My first line cook job was at a vegetarian dive bar/music venue in West Hollywood, where we’d start our mornings by emptying mice out of the greasy woks they’d gotten trapped in overnight. The work was grueling, with no room for complaints of heat or long hours, or God forbid, the absence of a tampon dispenser in the bathroom. I worked my way up from dive bars to soulless, corporate burger enterprises that catered to the suburban crowd, and then backtracked to hole-in-the-wall French bistros where the chefs were rigid and perpetually furious. One particularly bad job lasted all of a single day, during which the chef threw his boning knife in my general direction. After that, I asked myself, once again, what the hell do I really want to be, but still found no satisfactory answer forthcoming. I dabbled in office work for a bit, and spent a year in a school for massage therapy, wasting a whole lot of time and money only to find myself back in the kitchen.

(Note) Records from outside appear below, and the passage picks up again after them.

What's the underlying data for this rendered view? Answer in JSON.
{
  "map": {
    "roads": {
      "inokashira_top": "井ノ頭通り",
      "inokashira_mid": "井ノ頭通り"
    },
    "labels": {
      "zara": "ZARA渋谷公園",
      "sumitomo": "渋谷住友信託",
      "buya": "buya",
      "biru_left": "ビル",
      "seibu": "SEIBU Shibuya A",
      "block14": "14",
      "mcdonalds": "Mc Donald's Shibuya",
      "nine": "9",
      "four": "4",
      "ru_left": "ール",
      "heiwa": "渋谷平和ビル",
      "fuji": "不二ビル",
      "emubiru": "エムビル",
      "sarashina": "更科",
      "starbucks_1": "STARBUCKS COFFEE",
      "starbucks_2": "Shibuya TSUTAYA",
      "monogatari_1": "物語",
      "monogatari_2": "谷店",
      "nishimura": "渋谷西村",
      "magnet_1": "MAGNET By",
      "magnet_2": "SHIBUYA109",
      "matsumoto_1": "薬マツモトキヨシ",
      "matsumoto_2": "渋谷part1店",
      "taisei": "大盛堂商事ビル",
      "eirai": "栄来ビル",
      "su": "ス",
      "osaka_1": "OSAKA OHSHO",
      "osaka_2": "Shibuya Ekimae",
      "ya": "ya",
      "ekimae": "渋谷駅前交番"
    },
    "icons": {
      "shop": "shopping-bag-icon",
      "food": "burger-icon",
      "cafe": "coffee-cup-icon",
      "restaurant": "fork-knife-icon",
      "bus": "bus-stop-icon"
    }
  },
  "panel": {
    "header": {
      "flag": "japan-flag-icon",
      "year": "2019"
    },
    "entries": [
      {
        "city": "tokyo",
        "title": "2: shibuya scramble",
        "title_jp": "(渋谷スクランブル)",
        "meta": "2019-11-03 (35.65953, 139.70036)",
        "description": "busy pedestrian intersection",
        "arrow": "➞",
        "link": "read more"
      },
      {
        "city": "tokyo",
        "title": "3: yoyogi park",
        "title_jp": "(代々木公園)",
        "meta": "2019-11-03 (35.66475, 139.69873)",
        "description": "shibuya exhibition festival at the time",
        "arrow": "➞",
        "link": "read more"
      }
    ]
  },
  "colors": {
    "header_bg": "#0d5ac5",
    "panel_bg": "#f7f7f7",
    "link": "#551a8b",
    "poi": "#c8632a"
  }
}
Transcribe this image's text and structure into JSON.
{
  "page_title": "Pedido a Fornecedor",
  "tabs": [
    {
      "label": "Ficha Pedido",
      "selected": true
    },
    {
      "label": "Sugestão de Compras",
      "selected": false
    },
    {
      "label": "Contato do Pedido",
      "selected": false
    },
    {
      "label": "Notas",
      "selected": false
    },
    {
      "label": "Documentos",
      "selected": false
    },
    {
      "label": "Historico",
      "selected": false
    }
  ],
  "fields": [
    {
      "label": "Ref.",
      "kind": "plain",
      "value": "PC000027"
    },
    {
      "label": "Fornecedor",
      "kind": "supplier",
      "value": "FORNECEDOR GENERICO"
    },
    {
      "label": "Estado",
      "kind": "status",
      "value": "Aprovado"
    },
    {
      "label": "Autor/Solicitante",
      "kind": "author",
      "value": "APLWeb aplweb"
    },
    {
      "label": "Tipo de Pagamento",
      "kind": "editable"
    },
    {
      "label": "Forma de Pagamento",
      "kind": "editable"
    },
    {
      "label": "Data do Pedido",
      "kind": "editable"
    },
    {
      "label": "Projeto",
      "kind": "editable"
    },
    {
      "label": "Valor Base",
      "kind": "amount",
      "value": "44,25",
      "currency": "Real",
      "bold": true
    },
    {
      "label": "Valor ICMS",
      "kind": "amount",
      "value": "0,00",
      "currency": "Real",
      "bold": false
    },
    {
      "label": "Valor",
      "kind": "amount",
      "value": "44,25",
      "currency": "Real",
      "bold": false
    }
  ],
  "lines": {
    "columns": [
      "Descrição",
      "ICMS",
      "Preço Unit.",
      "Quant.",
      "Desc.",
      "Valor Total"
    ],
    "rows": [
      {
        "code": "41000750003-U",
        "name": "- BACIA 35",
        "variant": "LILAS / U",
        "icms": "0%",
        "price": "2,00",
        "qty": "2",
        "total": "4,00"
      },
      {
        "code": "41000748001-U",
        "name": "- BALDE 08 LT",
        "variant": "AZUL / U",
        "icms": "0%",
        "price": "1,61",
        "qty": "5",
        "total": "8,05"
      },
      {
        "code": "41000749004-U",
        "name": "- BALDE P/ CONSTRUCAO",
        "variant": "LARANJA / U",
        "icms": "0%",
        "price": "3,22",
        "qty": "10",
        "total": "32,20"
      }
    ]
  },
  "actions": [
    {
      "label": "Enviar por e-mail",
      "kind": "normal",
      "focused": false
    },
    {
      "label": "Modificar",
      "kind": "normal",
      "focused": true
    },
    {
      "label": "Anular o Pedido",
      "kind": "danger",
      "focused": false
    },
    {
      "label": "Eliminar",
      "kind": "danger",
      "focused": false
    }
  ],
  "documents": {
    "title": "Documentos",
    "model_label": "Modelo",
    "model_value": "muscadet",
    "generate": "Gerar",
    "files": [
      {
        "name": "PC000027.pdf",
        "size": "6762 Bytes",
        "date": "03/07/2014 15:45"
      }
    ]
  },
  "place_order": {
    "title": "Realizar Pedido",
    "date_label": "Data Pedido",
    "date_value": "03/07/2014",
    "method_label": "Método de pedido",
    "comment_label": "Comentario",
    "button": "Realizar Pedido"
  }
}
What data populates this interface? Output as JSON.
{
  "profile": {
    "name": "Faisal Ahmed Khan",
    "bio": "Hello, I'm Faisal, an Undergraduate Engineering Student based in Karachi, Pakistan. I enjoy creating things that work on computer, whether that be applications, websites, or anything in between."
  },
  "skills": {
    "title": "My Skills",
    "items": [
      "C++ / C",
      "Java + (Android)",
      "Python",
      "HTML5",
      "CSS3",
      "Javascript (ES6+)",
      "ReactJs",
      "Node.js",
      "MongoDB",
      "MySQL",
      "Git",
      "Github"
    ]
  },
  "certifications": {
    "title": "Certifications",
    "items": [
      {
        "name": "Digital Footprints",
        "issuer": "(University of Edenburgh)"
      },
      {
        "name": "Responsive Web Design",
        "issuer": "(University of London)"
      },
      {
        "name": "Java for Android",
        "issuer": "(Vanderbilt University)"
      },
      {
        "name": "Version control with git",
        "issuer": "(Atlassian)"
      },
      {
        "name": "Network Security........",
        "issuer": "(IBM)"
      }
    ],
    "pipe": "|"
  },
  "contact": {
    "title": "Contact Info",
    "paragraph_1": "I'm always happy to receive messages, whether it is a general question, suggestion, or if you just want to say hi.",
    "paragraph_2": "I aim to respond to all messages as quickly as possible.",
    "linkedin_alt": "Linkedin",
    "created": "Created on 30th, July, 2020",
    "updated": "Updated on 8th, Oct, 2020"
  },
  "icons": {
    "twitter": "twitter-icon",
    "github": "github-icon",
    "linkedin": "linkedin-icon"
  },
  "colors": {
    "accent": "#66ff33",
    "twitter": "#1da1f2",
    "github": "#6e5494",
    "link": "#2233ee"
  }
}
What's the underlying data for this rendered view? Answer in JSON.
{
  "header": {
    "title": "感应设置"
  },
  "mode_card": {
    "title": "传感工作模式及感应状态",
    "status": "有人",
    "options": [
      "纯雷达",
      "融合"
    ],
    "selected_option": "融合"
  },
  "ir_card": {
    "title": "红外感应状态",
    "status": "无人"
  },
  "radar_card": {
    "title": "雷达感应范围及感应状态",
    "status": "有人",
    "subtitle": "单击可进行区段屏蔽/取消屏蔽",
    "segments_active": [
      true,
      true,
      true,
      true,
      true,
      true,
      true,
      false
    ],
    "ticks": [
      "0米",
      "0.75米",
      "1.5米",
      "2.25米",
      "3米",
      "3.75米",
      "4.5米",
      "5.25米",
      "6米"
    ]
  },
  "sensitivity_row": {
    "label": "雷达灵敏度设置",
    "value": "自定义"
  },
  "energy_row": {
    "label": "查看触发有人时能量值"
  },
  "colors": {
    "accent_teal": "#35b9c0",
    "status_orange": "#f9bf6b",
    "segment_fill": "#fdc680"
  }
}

And for what? To be subjected to physical hardships reminiscent of the Spanish Inquisition? To endure long hours over boiling pots and scalding oil? To suffer heat stroke juggling a dozen saute pans on a 500-degree flattop, or risk hypothermia desperately searching for that bag of petit peas in a freezer full of hangar steaks and chicken wings? I asked myself these questions every day for decades until I realized all of that hardship – the misery, cuts, burns and ever-present stench of onions and garlic permeating my clothes, skin, hair, car and even my home – is well worth it. Because cooking is a way of life. Ask any cook. We love what we do with such intense passion that we are willing to eschew the finer things, like ever ever looking or smelling nice, like skin free of heat rash and contact dermatitis, like every once in a great while getting to sit, for just five minutes, while we eat.

Now that I am in the sunset years of my cooking career, I have the pleasure of cooking when I feel like it, which is to say every single day but without someone yelling over my shoulder, and best of all, from the comfort of my own kitchen. Here, I am surrounded by the trappings of over four decades of feeding family and friends. I have my very favorite tools: a Cuisinart food processor, still going strong after three decades; my Wusthof and my Mac, reliably sharp with a bit of steeling; my enormous Williams Sonoma ceramic mixing bowls with nary a chip, which have been my constant companions since the beginning of my marriage; and a few carefully curated wooden spoons imbued with the seasonings of thousands of meals past. Last week I discovered that one, an old olivewood beauty that was a gift from my grandmother, was chipped down its length from years of whacking it against pot lips, the crack running from the tip to the base, which had begun to splinter. Ah, old paint, I thought, your time has come. I brought it out to the edge of our property, gave it a kiss on its smooth curved bowl and sent it home to be with its family in the woods. I went back to my kitchen, to the warmth of the stove and the reek of onions, and put my apron on to begin another culinary adventure.